TL;DR: this is not considered as a user facing change.
In a previous post, we discussed the issue between the input method event order and the blocking dbus call. To put it simple, input method may generate multiple different outcomes from a single key press, such as committing text, set preedit, etc. The key press comes as a Inter-process communication(IPC) from an application to Fcitx.
If this IPC is blocking, then the event can only arrive after the call is done. Previously, we tried to always use async call to ensure the event happens before the reply is delivered to application first. This can’t be used for Gtk 4 GtkIMContext anymore. Gtk 4 hides too much API comparing to Gtk3, which prevents us from doing a lot of things, for example, re-inject the key event into the application.
In the old async mode, the key event will always be filtered by Fcitx IM Context, then re-inject into the application when the result of event handling returns. Upon the result is received, Fcitx IM Context will copy the GdkKeyEvent back into the application with a special flag on the modifier, to prevent it from being handled by Fcitx IM Context again.
In Gtk 4, there is no API to create a synthetic key event (which is problematic for some other features that Fcitx supports, but we will not discuss that here), which means we will need to implement using the synchronous mode anyway.
Well, not really “must”, because I do find some API to allow a hacky asynchronous implementation, by memorizing the pointer address of GdkEvent and use gdk_put_event to reinject the event. Though that doesn’t work for chromium code because it doesn’t use gdk for event handling.

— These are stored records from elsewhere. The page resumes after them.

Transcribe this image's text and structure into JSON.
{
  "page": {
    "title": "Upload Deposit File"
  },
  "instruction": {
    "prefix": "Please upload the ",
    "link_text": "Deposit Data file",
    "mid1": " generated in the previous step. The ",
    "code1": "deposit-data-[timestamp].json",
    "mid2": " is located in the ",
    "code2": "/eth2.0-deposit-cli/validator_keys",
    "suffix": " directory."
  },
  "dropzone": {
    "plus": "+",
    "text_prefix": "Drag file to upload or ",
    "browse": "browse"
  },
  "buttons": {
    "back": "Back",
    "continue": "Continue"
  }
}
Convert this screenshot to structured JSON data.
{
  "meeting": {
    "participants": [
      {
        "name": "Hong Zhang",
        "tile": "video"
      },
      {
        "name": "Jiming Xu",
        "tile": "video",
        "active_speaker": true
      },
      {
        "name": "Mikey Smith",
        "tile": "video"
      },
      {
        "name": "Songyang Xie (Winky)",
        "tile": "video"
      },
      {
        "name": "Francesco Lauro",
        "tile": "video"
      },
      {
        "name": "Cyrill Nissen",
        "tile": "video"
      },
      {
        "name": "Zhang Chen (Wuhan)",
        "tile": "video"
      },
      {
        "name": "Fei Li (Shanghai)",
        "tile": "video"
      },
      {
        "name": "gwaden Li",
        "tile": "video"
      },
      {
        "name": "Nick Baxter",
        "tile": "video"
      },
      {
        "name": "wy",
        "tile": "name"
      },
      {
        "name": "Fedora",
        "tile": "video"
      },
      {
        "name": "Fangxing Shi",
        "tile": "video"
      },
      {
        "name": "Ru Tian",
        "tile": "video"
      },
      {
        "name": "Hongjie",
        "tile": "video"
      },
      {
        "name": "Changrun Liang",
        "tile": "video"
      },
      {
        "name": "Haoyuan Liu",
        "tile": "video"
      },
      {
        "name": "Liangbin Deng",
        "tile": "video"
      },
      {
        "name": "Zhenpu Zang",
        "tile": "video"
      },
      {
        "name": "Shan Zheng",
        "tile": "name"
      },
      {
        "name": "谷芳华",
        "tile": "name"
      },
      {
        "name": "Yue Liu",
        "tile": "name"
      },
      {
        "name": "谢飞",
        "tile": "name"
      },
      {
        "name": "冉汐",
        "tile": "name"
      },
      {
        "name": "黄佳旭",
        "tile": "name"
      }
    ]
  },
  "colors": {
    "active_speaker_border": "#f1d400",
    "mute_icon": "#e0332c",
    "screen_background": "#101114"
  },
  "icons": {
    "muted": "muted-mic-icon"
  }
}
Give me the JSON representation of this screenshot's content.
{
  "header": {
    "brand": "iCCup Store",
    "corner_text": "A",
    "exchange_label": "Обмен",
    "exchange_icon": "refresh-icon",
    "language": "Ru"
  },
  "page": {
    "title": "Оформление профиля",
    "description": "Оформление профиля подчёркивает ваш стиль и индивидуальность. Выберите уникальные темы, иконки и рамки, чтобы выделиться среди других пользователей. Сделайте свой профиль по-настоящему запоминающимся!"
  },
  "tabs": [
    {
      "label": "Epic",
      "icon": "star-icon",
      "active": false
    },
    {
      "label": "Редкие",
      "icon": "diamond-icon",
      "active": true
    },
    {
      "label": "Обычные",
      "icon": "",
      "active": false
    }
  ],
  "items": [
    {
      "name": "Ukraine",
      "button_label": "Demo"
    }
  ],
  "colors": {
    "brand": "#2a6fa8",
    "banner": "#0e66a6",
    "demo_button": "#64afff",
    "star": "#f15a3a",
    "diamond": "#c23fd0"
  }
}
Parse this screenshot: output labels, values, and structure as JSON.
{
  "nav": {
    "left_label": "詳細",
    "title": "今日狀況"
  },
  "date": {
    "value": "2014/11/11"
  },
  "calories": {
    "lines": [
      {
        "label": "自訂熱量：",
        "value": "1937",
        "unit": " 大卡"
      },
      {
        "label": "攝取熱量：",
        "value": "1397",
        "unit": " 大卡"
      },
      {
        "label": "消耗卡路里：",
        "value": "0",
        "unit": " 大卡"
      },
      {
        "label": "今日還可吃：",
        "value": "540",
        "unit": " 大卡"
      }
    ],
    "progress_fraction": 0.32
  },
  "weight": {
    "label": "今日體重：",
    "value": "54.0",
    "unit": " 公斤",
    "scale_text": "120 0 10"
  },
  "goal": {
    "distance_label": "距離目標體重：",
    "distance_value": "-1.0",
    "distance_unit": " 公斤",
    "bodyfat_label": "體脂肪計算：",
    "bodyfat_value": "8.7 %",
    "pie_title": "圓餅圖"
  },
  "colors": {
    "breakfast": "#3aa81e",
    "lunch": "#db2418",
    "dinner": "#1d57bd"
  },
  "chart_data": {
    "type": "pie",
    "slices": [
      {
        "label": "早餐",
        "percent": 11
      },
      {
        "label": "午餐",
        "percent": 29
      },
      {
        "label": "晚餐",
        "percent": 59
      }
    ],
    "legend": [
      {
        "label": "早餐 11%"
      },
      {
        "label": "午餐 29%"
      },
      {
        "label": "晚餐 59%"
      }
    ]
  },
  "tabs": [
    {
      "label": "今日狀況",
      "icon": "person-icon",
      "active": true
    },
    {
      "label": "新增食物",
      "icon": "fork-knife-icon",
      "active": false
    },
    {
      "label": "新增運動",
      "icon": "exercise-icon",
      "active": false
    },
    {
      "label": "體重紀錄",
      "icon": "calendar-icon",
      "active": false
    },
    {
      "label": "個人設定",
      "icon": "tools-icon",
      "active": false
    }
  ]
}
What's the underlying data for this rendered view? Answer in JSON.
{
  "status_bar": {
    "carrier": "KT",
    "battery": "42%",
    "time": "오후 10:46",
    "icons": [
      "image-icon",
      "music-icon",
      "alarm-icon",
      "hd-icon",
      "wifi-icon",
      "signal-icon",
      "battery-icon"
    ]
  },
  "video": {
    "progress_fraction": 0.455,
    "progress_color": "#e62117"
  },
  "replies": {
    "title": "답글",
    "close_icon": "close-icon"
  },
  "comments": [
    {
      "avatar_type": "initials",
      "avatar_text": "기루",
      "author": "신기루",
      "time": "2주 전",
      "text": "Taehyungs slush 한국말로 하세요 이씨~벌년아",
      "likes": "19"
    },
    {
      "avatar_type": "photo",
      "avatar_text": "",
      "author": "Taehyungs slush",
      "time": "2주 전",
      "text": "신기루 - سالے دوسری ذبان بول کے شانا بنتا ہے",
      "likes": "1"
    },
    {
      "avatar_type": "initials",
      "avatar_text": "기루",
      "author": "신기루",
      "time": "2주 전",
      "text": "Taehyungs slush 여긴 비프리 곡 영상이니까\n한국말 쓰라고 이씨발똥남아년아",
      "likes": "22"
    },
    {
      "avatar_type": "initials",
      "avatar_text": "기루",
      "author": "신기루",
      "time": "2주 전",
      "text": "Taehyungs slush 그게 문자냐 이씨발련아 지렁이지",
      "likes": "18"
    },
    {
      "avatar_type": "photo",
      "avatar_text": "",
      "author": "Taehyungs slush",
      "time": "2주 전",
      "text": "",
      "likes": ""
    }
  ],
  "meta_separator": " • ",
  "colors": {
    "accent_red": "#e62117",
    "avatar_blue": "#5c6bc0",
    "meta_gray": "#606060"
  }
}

So what we can do here? The answer is, we create a new version of ProcessKeyEvent API, ProcessKeyEventBatch.
In the old synchronous mode, the root cause of wrong event order is the event sending from input method can only be handled “after” the synchronous ends, which is not we want to see.
Say, application want to commit some text before the key event is handled by application. After commitString() is called on the input method side, the CommitString dbus signal doesn’t happen in the new mode, instead, we wait and put them together in the return value of “ProcessKeyEventBatch”. Upon receiving the reply, the FcitxIMContext first decodes the reply to see if there is anything piggybacked in the same reply, and handles them first. This will make the event order consistent on both of the input method side and the application side.